A Grã-Bretanha decidiu que a responsabilidade pelos ataques seria colocada sobre os palestinos, e criaram um grupo falso para reivindicar a autoria do crime: Defensores da Palestina Árabe. Cartas falsas supostamente enviadas pelo inexistente grupo palestino foram endereçadas a altos funcionários do governo e editores de jornais, datilografadas “em máquinas de escrever de nacionalidade apropriada” e com selo de postagem de Paris. A Grã-Bretanha também aproveitou o plano para incriminar os soviéticos, afirmando nas cartas que os russos estavam tentando forçar o estabelecimento de um estado judeu comunista. Para impulsionar ainda mais os soviéticos a desconfiar dos judeus e agir contra a imigração judaica, o governo britânico chegou a deixar documentos forjados em uma boate de Viena frequentada por agentes russos, dizendo que “os imigrantes judeus que ficavam atrás da cortina de ferro eram uma valiosa fonte de informações sobre as atividades russas nessa área.” Os barcos a serem sabotados deveriam partir da França e da Itália, incriminando esses dois países (ao final, apenas barcos que navegavam dos portos italianos acabaram sendo usados). Quando o navio conhecido como Exodus 1947 foi apreendido pela Grã-Bretanha na Palestina e seus 4.500 refugiados foram enviados de volta, um oficial do MI6 lamentou o quanto isso resultou em propaganda negativa para a Grã-Bretanha e em ótima publicidade para os sionistas: “[Isso] poderia ter sido evitado se o Ministério das Relações Exteriores tivesse permitido que o SIS [MI6] tomasse a ação apropriada contra o [navio] quando sugeriram fazê-lo.”
A invasão da Finlândia pelos soviéticos também se baseou em um evento de falsa bandeira. Em 26 de novembro de 1939, um posto de guarda soviético na fronteira com a Finlândia, perto da cidade de Mainila, foi bombardeado e quatro soldados russos foram mortos. Mais tarde descobriu-se que foi a própria União Soviética que matou seus homens para receber apoio popular e justificar uma invasão da Finlândia.
Uma missão perfeita de falsa bandeira cumpre vários objetivos ao mesmo tempo, e consegue se livrar do Inimigo A e ainda culpar o inimigo B pelo crime.
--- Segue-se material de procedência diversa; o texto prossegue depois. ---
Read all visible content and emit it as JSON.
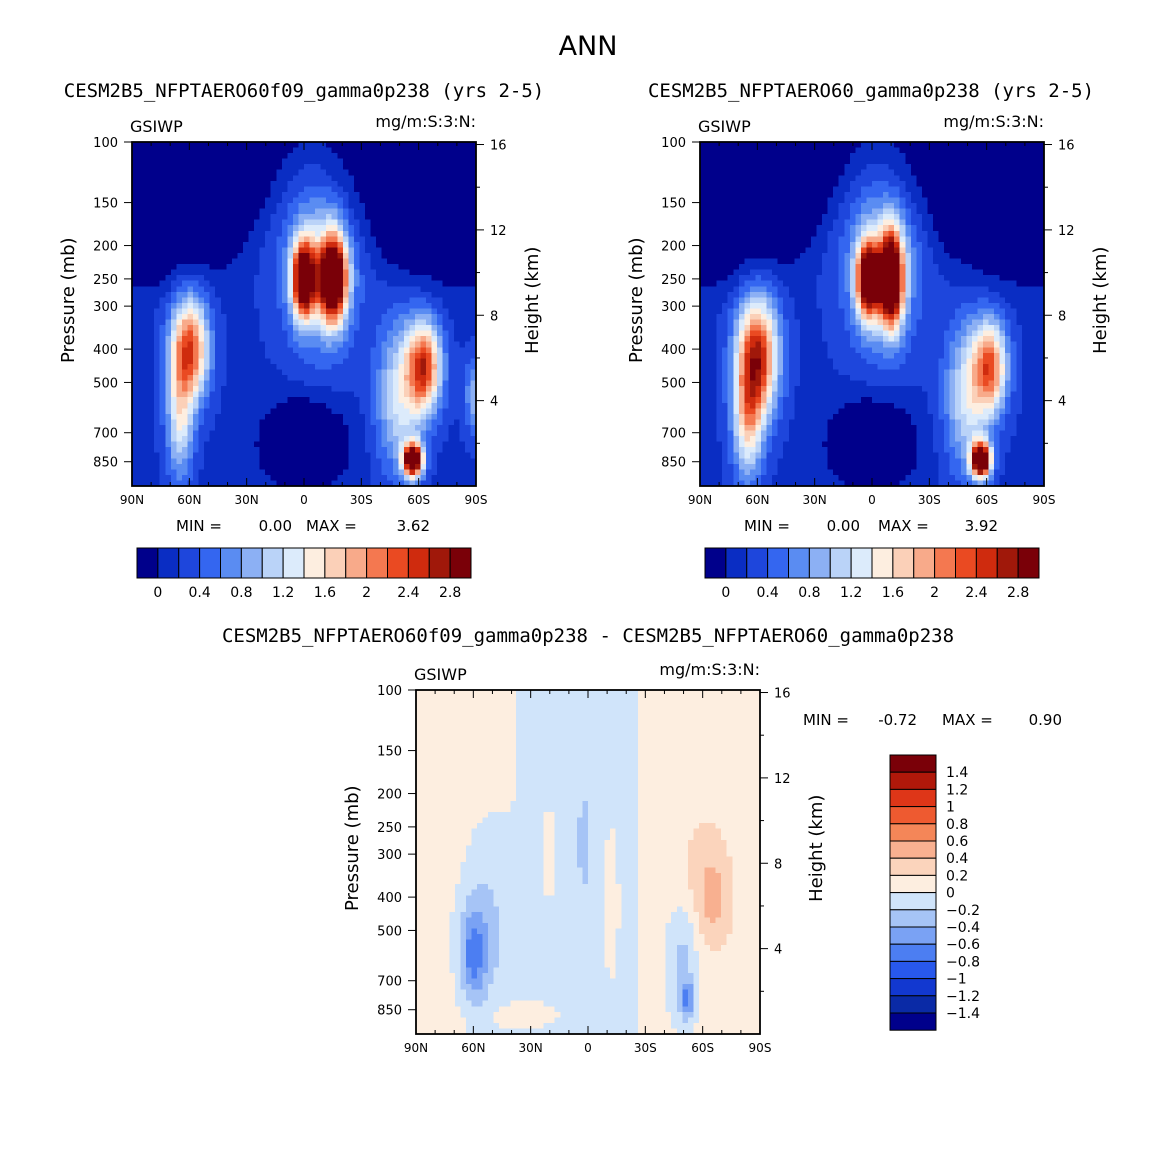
{
  "figure_title": "ANN",
  "colors": {
    "abs_scale": [
      "#00008b",
      "#0a2dc3",
      "#1e46dc",
      "#3466f0",
      "#5a8cf2",
      "#8cb0f4",
      "#bad3f8",
      "#dcebfb",
      "#fdeee0",
      "#fbd0b8",
      "#f8aa8a",
      "#f47850",
      "#ea4a22",
      "#cf2b0e",
      "#a0180a",
      "#7a0008"
    ],
    "diff_scale": [
      "#00008b",
      "#0a2aa6",
      "#1238d0",
      "#2858ec",
      "#4c7ef2",
      "#7aa2f4",
      "#a6c4f6",
      "#d0e4fa",
      "#fdeee0",
      "#fbd4bc",
      "#f8b090",
      "#f48658",
      "#ee5a30",
      "#de3618",
      "#b0180a",
      "#7a0008"
    ]
  },
  "chart_data": [
    {
      "type": "heatmap",
      "title": "CESM2B5_NFPTAERO60f09_gamma0p238 (yrs 2-5)",
      "variable": "GSIWP",
      "units": "mg/m:S:3:N:",
      "ylabel": "Pressure (mb)",
      "y2label": "Height (km)",
      "x_ticks": [
        "90N",
        "60N",
        "30N",
        "0",
        "30S",
        "60S",
        "90S"
      ],
      "y_ticks": [
        100,
        150,
        200,
        250,
        300,
        400,
        500,
        700,
        850
      ],
      "y2_ticks": [
        16,
        12,
        8,
        4
      ],
      "min_label": "MIN =",
      "min": "0.00",
      "max_label": "MAX =",
      "max": "3.62",
      "colorbar_labels": [
        "0",
        "0.4",
        "0.8",
        "1.2",
        "1.6",
        "2",
        "2.4",
        "2.8"
      ],
      "features": [
        {
          "lat": -15,
          "p": 250,
          "value": 3.4
        },
        {
          "lat": 0,
          "p": 250,
          "value": 3.1
        },
        {
          "lat": 60,
          "p": 400,
          "value": 2.4
        },
        {
          "lat": -63,
          "p": 450,
          "value": 2.3
        },
        {
          "lat": -57,
          "p": 830,
          "value": 3.6
        }
      ]
    },
    {
      "type": "heatmap",
      "title": "CESM2B5_NFPTAERO60_gamma0p238 (yrs 2-5)",
      "variable": "GSIWP",
      "units": "mg/m:S:3:N:",
      "ylabel": "Pressure (mb)",
      "y2label": "Height (km)",
      "x_ticks": [
        "90N",
        "60N",
        "30N",
        "0",
        "30S",
        "60S",
        "90S"
      ],
      "y_ticks": [
        100,
        150,
        200,
        250,
        300,
        400,
        500,
        700,
        850
      ],
      "y2_ticks": [
        16,
        12,
        8,
        4
      ],
      "min_label": "MIN =",
      "min": "0.00",
      "max_label": "MAX =",
      "max": "3.92",
      "colorbar_labels": [
        "0",
        "0.4",
        "0.8",
        "1.2",
        "1.6",
        "2",
        "2.4",
        "2.8"
      ],
      "features": [
        {
          "lat": -10,
          "p": 250,
          "value": 3.7
        },
        {
          "lat": 2,
          "p": 250,
          "value": 3.1
        },
        {
          "lat": 60,
          "p": 420,
          "value": 2.6
        },
        {
          "lat": -62,
          "p": 450,
          "value": 2.1
        },
        {
          "lat": -57,
          "p": 830,
          "value": 3.9
        }
      ]
    },
    {
      "type": "heatmap",
      "title": "CESM2B5_NFPTAERO60f09_gamma0p238 - CESM2B5_NFPTAERO60_gamma0p238",
      "variable": "GSIWP",
      "units": "mg/m:S:3:N:",
      "ylabel": "Pressure (mb)",
      "y2label": "Height (km)",
      "x_ticks": [
        "90N",
        "60N",
        "30N",
        "0",
        "30S",
        "60S",
        "90S"
      ],
      "y_ticks": [
        100,
        150,
        200,
        250,
        300,
        400,
        500,
        700,
        850
      ],
      "y2_ticks": [
        16,
        12,
        8,
        4
      ],
      "min_label": "MIN =",
      "min": "-0.72",
      "max_label": "MAX =",
      "max": "0.90",
      "colorbar_labels": [
        "1.4",
        "1.2",
        "1",
        "0.8",
        "0.6",
        "0.4",
        "0.2",
        "0",
        "-0.2",
        "-0.4",
        "-0.6",
        "-0.8",
        "-1",
        "-1.2",
        "-1.4"
      ],
      "features": [
        {
          "lat": 60,
          "p": 600,
          "value": -0.6
        },
        {
          "lat": -52,
          "p": 800,
          "value": -0.72
        },
        {
          "lat": -65,
          "p": 400,
          "value": 0.9
        },
        {
          "lat": 2,
          "p": 250,
          "value": -0.35
        }
      ]
    }
  ]
}
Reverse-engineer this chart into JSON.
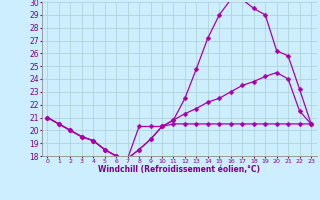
{
  "xlabel": "Windchill (Refroidissement éolien,°C)",
  "x_values": [
    0,
    1,
    2,
    3,
    4,
    5,
    6,
    7,
    8,
    9,
    10,
    11,
    12,
    13,
    14,
    15,
    16,
    17,
    18,
    19,
    20,
    21,
    22,
    23
  ],
  "line1_y": [
    21.0,
    20.5,
    20.0,
    19.5,
    19.2,
    18.5,
    18.0,
    17.8,
    18.5,
    19.3,
    20.3,
    20.8,
    21.3,
    21.7,
    22.2,
    22.5,
    23.0,
    23.5,
    23.8,
    24.2,
    24.5,
    24.0,
    21.5,
    20.5
  ],
  "line2_y": [
    21.0,
    20.5,
    20.0,
    19.5,
    19.2,
    18.5,
    18.0,
    17.8,
    18.5,
    19.3,
    20.3,
    20.8,
    22.5,
    24.8,
    27.2,
    29.0,
    30.2,
    30.2,
    29.5,
    29.0,
    26.2,
    25.8,
    23.2,
    20.5
  ],
  "line3_y": [
    21.0,
    20.5,
    20.0,
    19.5,
    19.2,
    18.5,
    18.0,
    17.8,
    20.3,
    20.3,
    20.3,
    20.5,
    20.5,
    20.5,
    20.5,
    20.5,
    20.5,
    20.5,
    20.5,
    20.5,
    20.5,
    20.5,
    20.5,
    20.5
  ],
  "bg_color": "#cceeff",
  "line_color": "#aa00aa",
  "grid_color": "#aacfcf",
  "ylim": [
    18,
    30
  ],
  "xlim_min": -0.5,
  "xlim_max": 23.5,
  "yticks": [
    18,
    19,
    20,
    21,
    22,
    23,
    24,
    25,
    26,
    27,
    28,
    29,
    30
  ],
  "xtick_fontsize": 4.5,
  "ytick_fontsize": 5.5,
  "xlabel_fontsize": 5.5,
  "marker_size": 2.5,
  "line_width": 0.9
}
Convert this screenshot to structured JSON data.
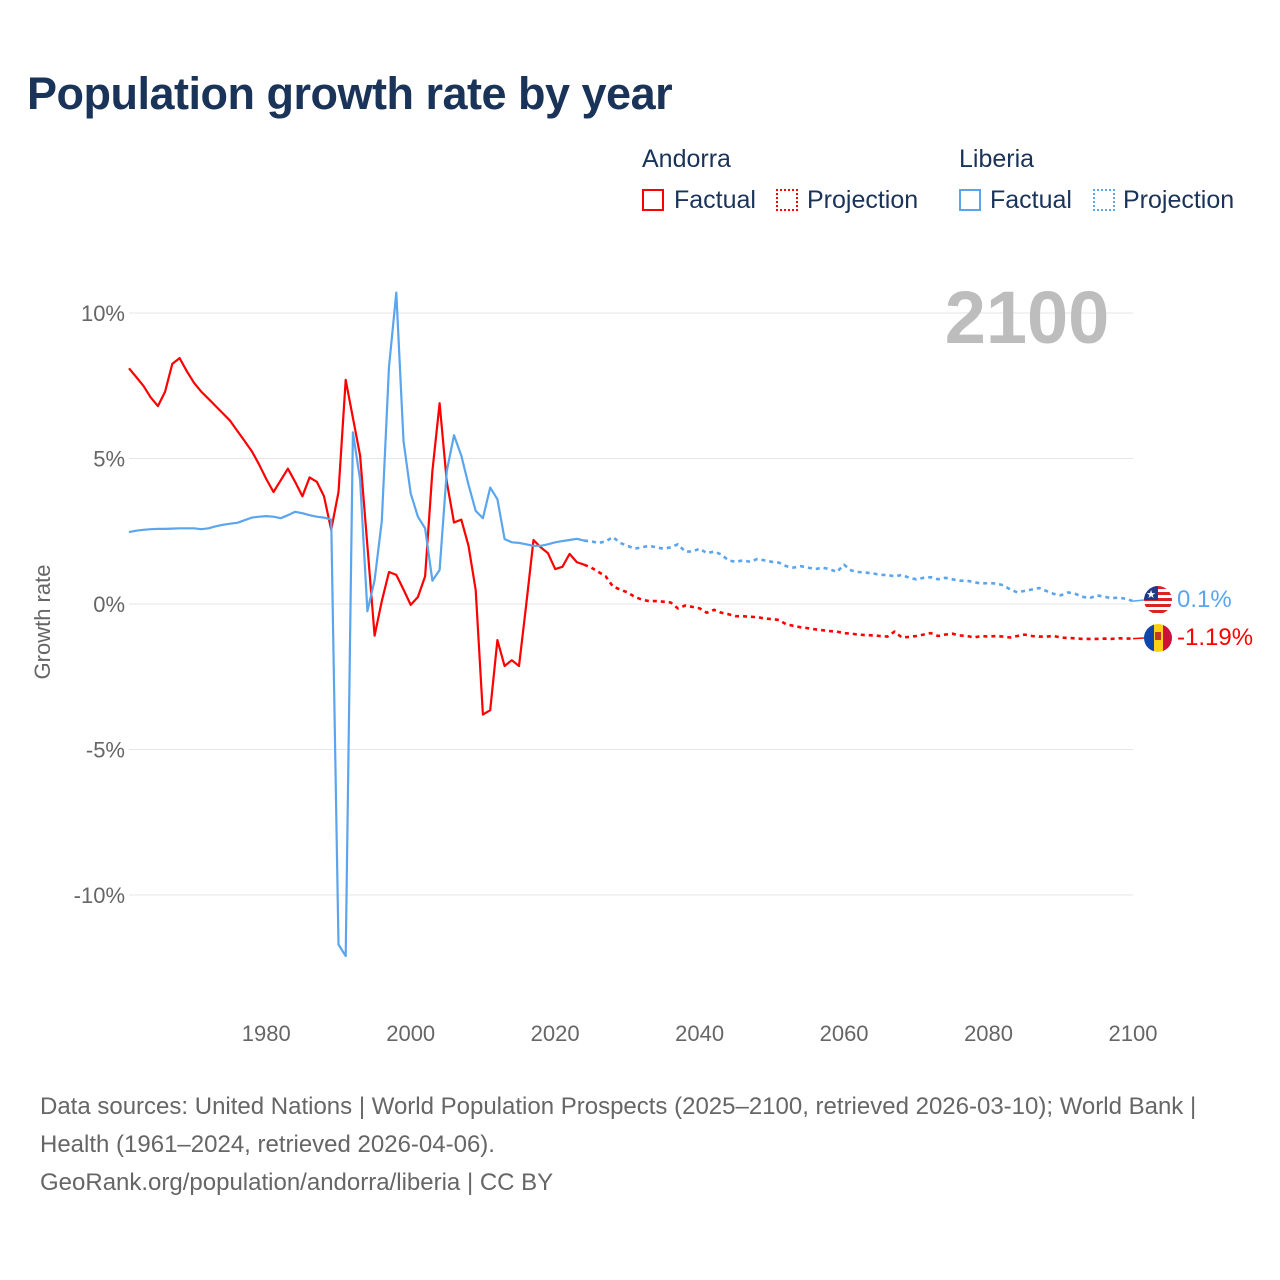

Mas ataques de falsa bandeira têm outro efeito pernicioso e de amplo alcance que vem sendo ignorado por analistas: eles ajudam a confundir análises políticas confiáveis ao designar os culpados como vítimas, e vice-versa, embaralhando cenários, distorcendo a realidade e criando o sentimento insidioso e persistente de que a verdade é inalcançável.